Keluhan Menteri Koordinator Politik, Hukum, dan Keamanan (Menko Polhukam) Mahfud MD dinilai sebatas gimik saat merasa kesulitan mengesahkan produk hukum, salah satunya seperti Rancangan Undang-Undang Perampasan Aset Hasil Tindak Pidana. Komisi III Dewan Perwakilan Rakyat (DPR) sebelumnya meminta supaya pemerintah terlebih dulu melobi ketua umum partai politik buat memuluskan langkah pembahasan RUU itu. Menurut Ketua Badan Pengurus Nasional Perhimpunan Bantuan Hukum Dan Hak Asasi Manusia (PBHI), Julius Ibrani, hingga saat ini pemerintah belum menyerahkan draf RUU Perampasan Aset belum diserahkan kepada DPR.
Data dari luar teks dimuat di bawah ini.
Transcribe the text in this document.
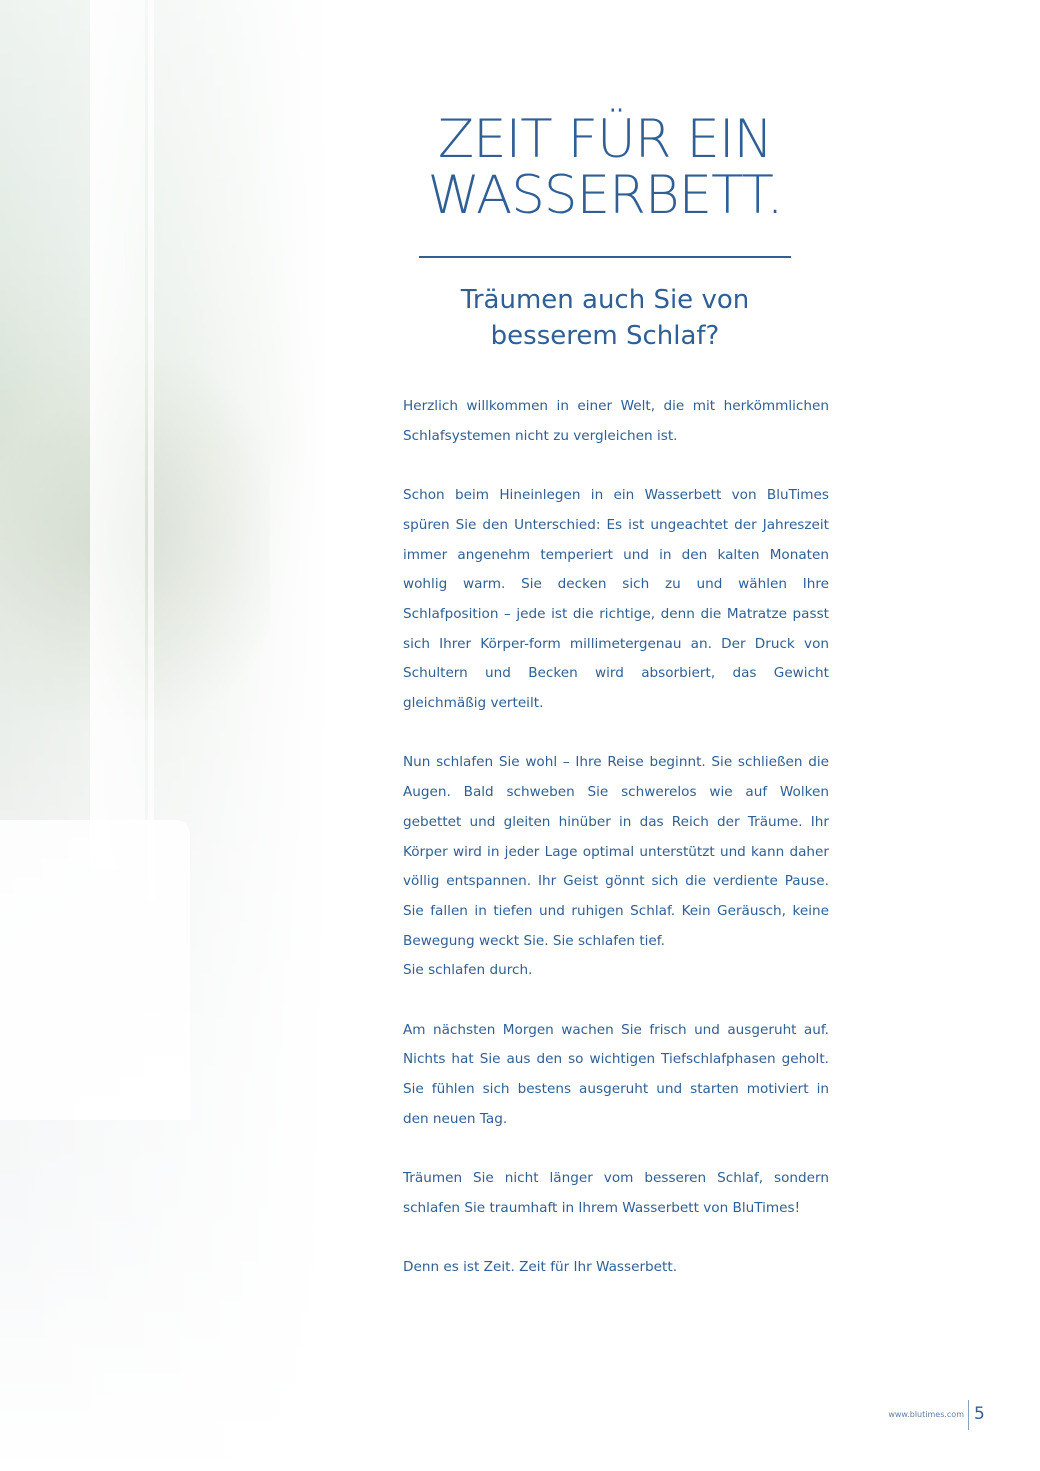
ZEIT FÜR EIN
WASSERBETT.
Träumen auch Sie von
besserem Schlaf?

Herzlich willkommen in einer Welt, die mit herkömmlichen Schlafsystemen nicht zu vergleichen ist.

Schon beim Hineinlegen in ein Wasserbett von BluTimes spüren Sie den Unterschied: Es ist ungeachtet der Jahreszeit immer angenehm temperiert und in den kalten Monaten wohlig warm. Sie decken sich zu und wählen Ihre Schlafposition – jede ist die richtige, denn die Matratze passt sich Ihrer Körper-form millimetergenau an. Der Druck von Schultern und Becken wird absorbiert, das Gewicht gleichmäßig verteilt.

Nun schlafen Sie wohl – Ihre Reise beginnt. Sie schließen die Augen. Bald schweben Sie schwerelos wie auf Wolken gebettet und gleiten hinüber in das Reich der Träume. Ihr Körper wird in jeder Lage optimal unterstützt und kann daher völlig entspannen. Ihr Geist gönnt sich die verdiente Pause. Sie fallen in tiefen und ruhigen Schlaf. Kein Geräusch, keine Bewegung weckt Sie. Sie schlafen tief.
Sie schlafen durch.

Am nächsten Morgen wachen Sie frisch und ausgeruht auf. Nichts hat Sie aus den so wichtigen Tiefschlafphasen geholt. Sie fühlen sich bestens ausgeruht und starten motiviert in den neuen Tag.

Träumen Sie nicht länger vom besseren Schlaf, sondern schlafen Sie traumhaft in Ihrem Wasserbett von BluTimes!

Denn es ist Zeit. Zeit für Ihr Wasserbett.

www.blutimes.com 5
Anggota Komisi III DPR RI Didik Mukrianto mengatakan, pihaknya belum menerima naskah akademik dan draf Rancangan Undang-Undang (RUU) Perampasan Aset. Ia menyampaikan, DPR masih menunggu draf RUU yang merupakan inisiatif pemerintah tersebut dikirim ke Senayan. Ia menampik jika DPR dianggap sebagai pihak yang menghalangi proses pengesahan RUU tersebut. Menurut dia, para anggota dewan saat ini belum bisa melakukan pembahasan karena menunggu pemerintah. Ia mengeklaim, saat ini pemerintah tengah melakukan harmonisasi ke beberapa kementerian terkait naskah akademik dan draf RUU tersebut. RUU Perampasan Aset sangat dibutuhkan karena cara melakukan tindak pidana ekonomi, mulai dari korupsi hingga pencucian uang semakin beragam.
Presiden Joko Widodo (Jokowi) sebelumnya menyatatakan akan segera mendorong RUU Perampasan Aset untuk disahkan oleh DPR. Ia ingin beleid itu kian memudahkan proses penindakan tindak pidana korupsi. Namun, dikutip dari Kompas.id pada 31 Maret 2023, dari enam pimpinan instansi yang dimintai persetujuan draft RUU, baru tiga yang sudah memberikan persetujuan. Ketiganya adalah Menteri Koordinator Bidang Politik, Hukum, dan Keamanan Mahfud MD; Menteri Hukum dan Hak Asasi Manusia Yasonna Laoly; serta Kepala Pusat Pelaporan dan Analisis Transaksi Keuangan (PPATK) Ivan Yustiavandana. Di sisi lain, tiga pimpinan instansi yang belum menandatangani adalah Menteri Keuangan Sri Mulyani Indrawati, Jaksa Agung ST Burhanuddin, dan Kapolri Jenderal (Pol) Listyo Sigit Prabowo.